I am using python and multiple libaries like pandas and scipy to prepare data so I can start deeper analysis. For the preparation purpose I am for instance creating new columns with the difference of two dates.
My code is providing the expected results but is really slow so I cannot use it for a table with like 80K rows. The run time would take ca. 80 minutes for the table just for this simple operation.
The problem is definitely related with my writing operation:
tableContent[6]['p_test_Duration'].iloc[x] = difference
Moreover python is providing a Warning:
complete code example for date difference:
import time
from datetime import date, datetime
tableContent[6]['p_test_Duration'] = 0
#for x in range (0,len(tableContent[6]['p_test_Duration'])):
for x in range (0,1000):
p_test_ZEIT_ANFANG = datetime.strptime(tableContent[6]['p_test_ZEIT_ANFANG'].iloc[x], '%Y-%m-%d %H:%M:%S')

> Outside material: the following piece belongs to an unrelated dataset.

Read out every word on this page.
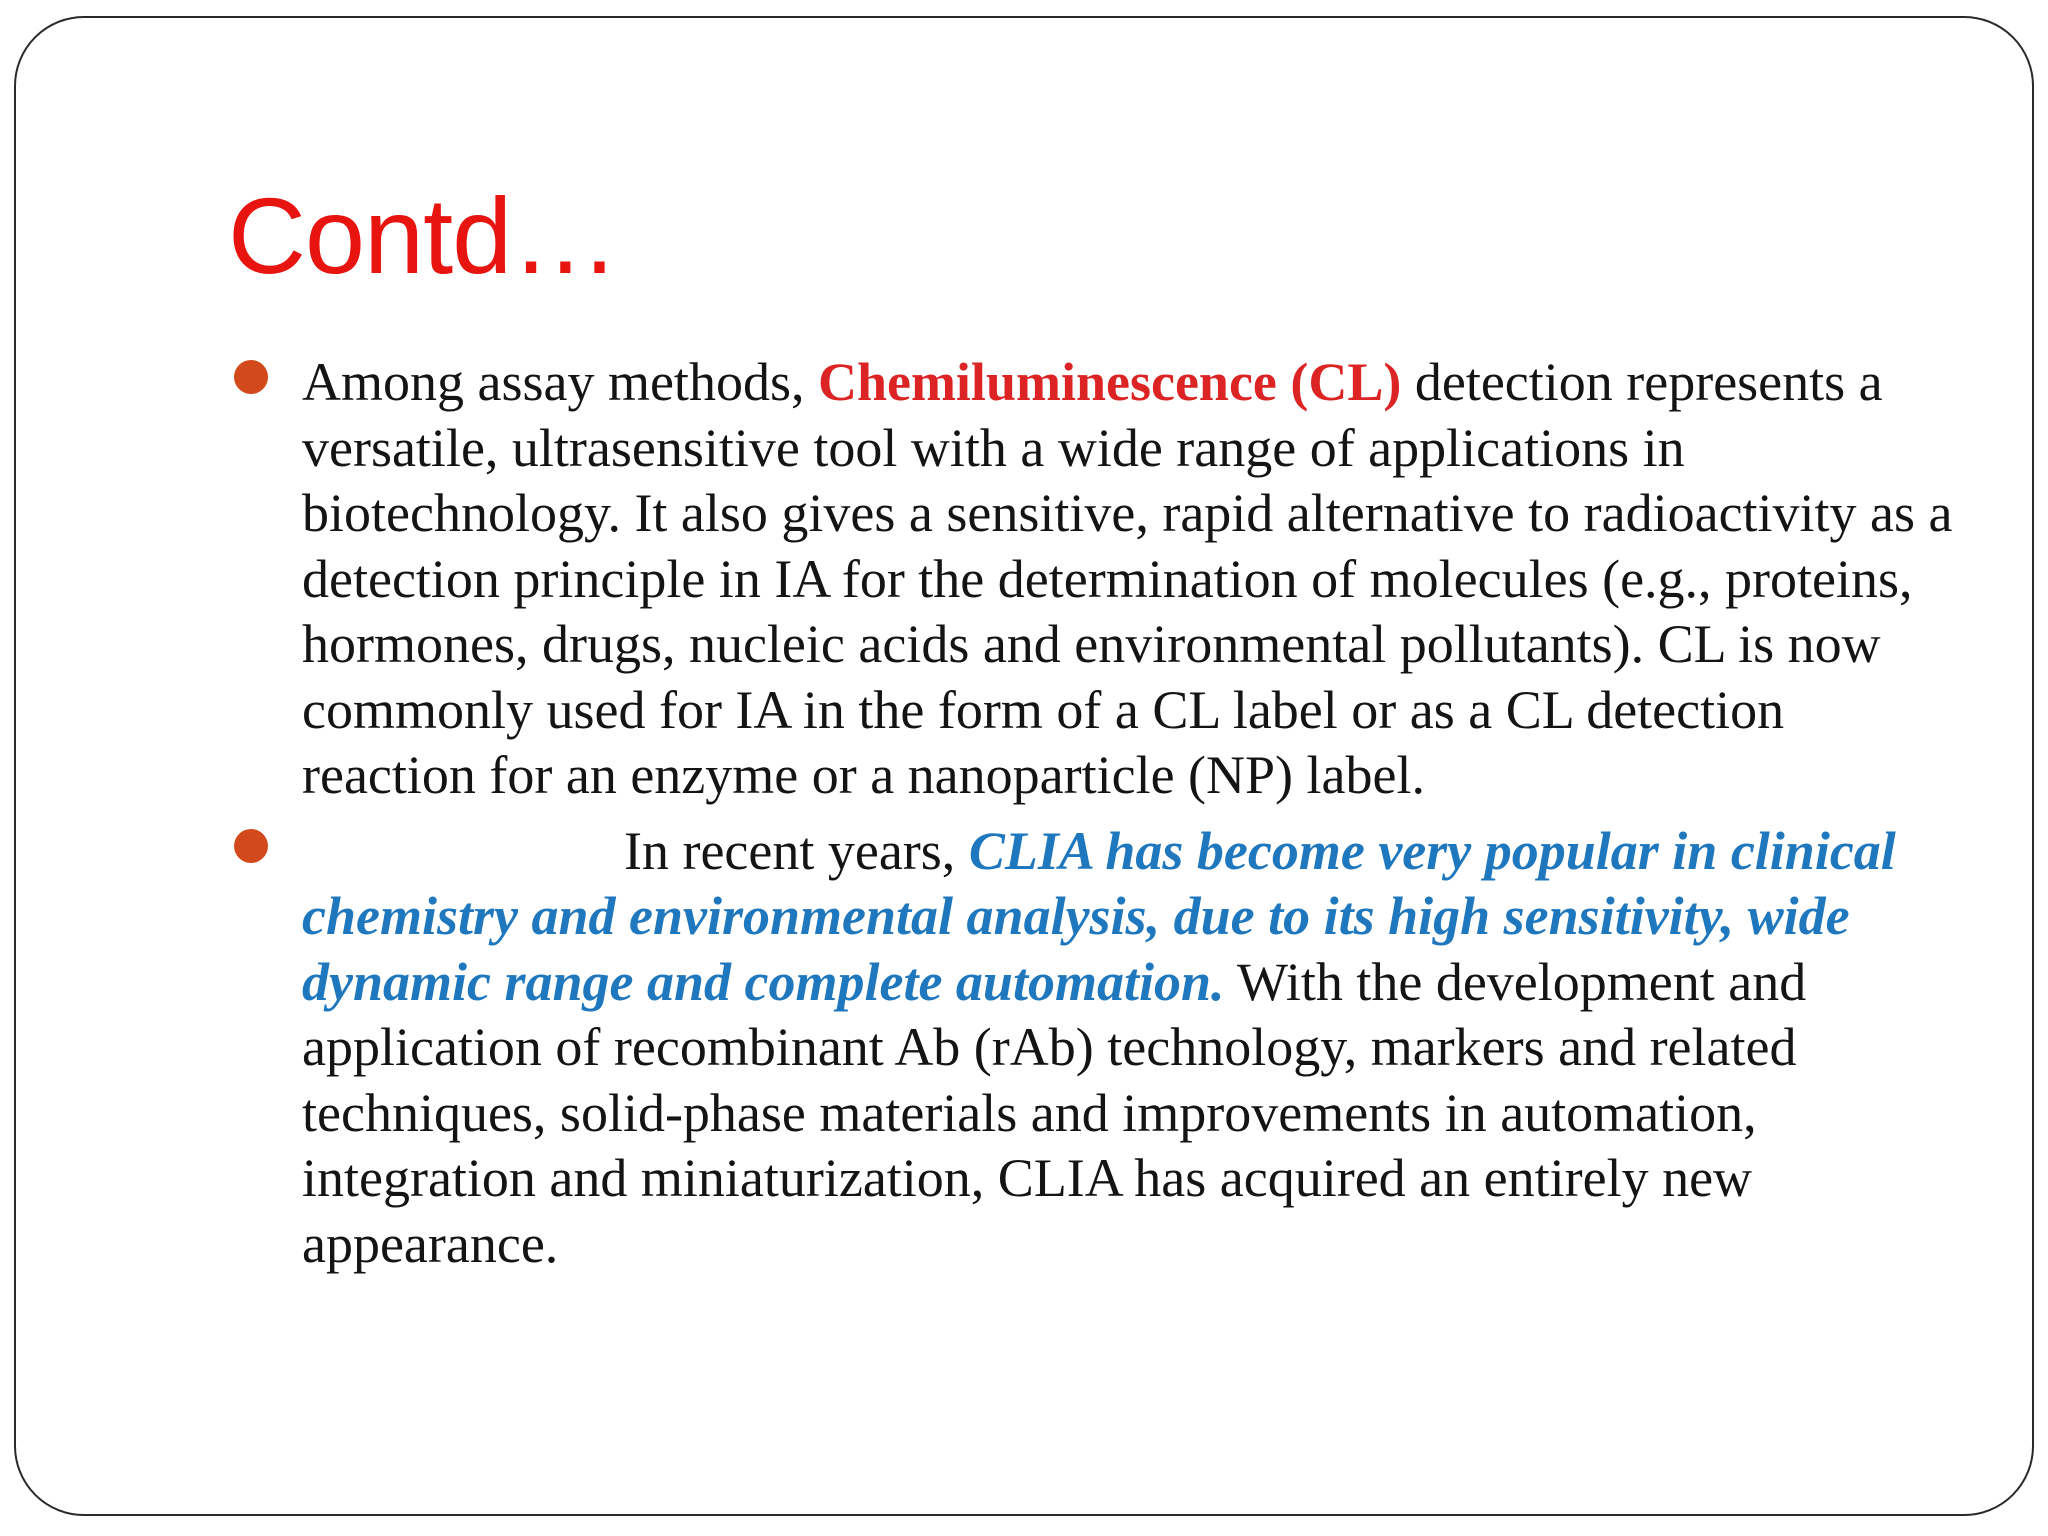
Contd…
Among assay methods, Chemiluminescence (CL) detection represents a versatile, ultrasensitive tool with a wide range of applications in biotechnology. It also gives a sensitive, rapid alternative to radioactivity as a detection principle in IA for the determination of molecules (e.g., proteins, hormones, drugs, nucleic acids and environmental pollutants). CL is now commonly used for IA in the form of a CL label or as a CL detection reaction for an enzyme or a nanoparticle (NP) label.
In recent years, CLIA has become very popular in clinical chemistry and environmental analysis, due to its high sensitivity, wide dynamic range and complete automation. With the development and application of recombinant Ab (rAb) technology, markers and related techniques, solid-phase materials and improvements in automation, integration and miniaturization, CLIA has acquired an entirely new appearance.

p_test_ZEIT_ENDE = datetime.strptime(tableContent[6]['p_test_ZEIT_ENDE'].iloc[x], '%Y-%m-%d %H:%M:%S')
difference = p_test_ZEIT_ENDE - p_test_ZEIT_ANFANG
tableContent[6]['p_test_Duration'].iloc[x] = difference
the correct result table:
Take away the loop, and apply the functions to the whole series.
ZEIT_ANFANG = tableContent[6]['p_test_ZEIT_ANFANG'].apply(lambda x: datetime.strptime(x, '%Y-%m-%d %H:%M:%S'))
ZEIT_ENDE = tableContent[6]['p_test_ZEIT_ENDE'].apply(lambda x: datetime.strptime(x, '%Y-%m-%d %H:%M:%S'))
tableContent[6]['p_test_Duration'] = ZEIT_ENDE - ZEIT_ANFANG
You can vectorize the conversion of dates by using pd.to_datetime
and avoid using apply
unnecessarily.
tableContent[6]['p_test_Duration'] = (
pd.to_datetime(tableContent[6]['p_test_ZEIT_ENDE']) -
pd.to_datetime(tableContent[6]['p_test_ZEIT_ANFANG'])
)
Also, you were getting the SettingWithCopy
warning because of the chained indexing assingnment
tableContent[6]['p_test_Duration'].iloc[x] = difference
Which you don't have to worry about if you go about it in the way I suggested.
The other answers are fine, but I would recommend that you avoid chained indexing in general. The pandas docs explicitly discourage chained indexing as it either produces unreliable results or is slow (due to multiple calls to __getitem__). Assuming your data frame is multi-indexed, you might replace:
tableContent[6]['p_test_Duration'].iloc[x] = difference
with:
tableContent.loc[x, (6, 'p_test_Duration')] = difference
You can sometimes get around this issue, but why not learn the method least likely to cause problems in the future?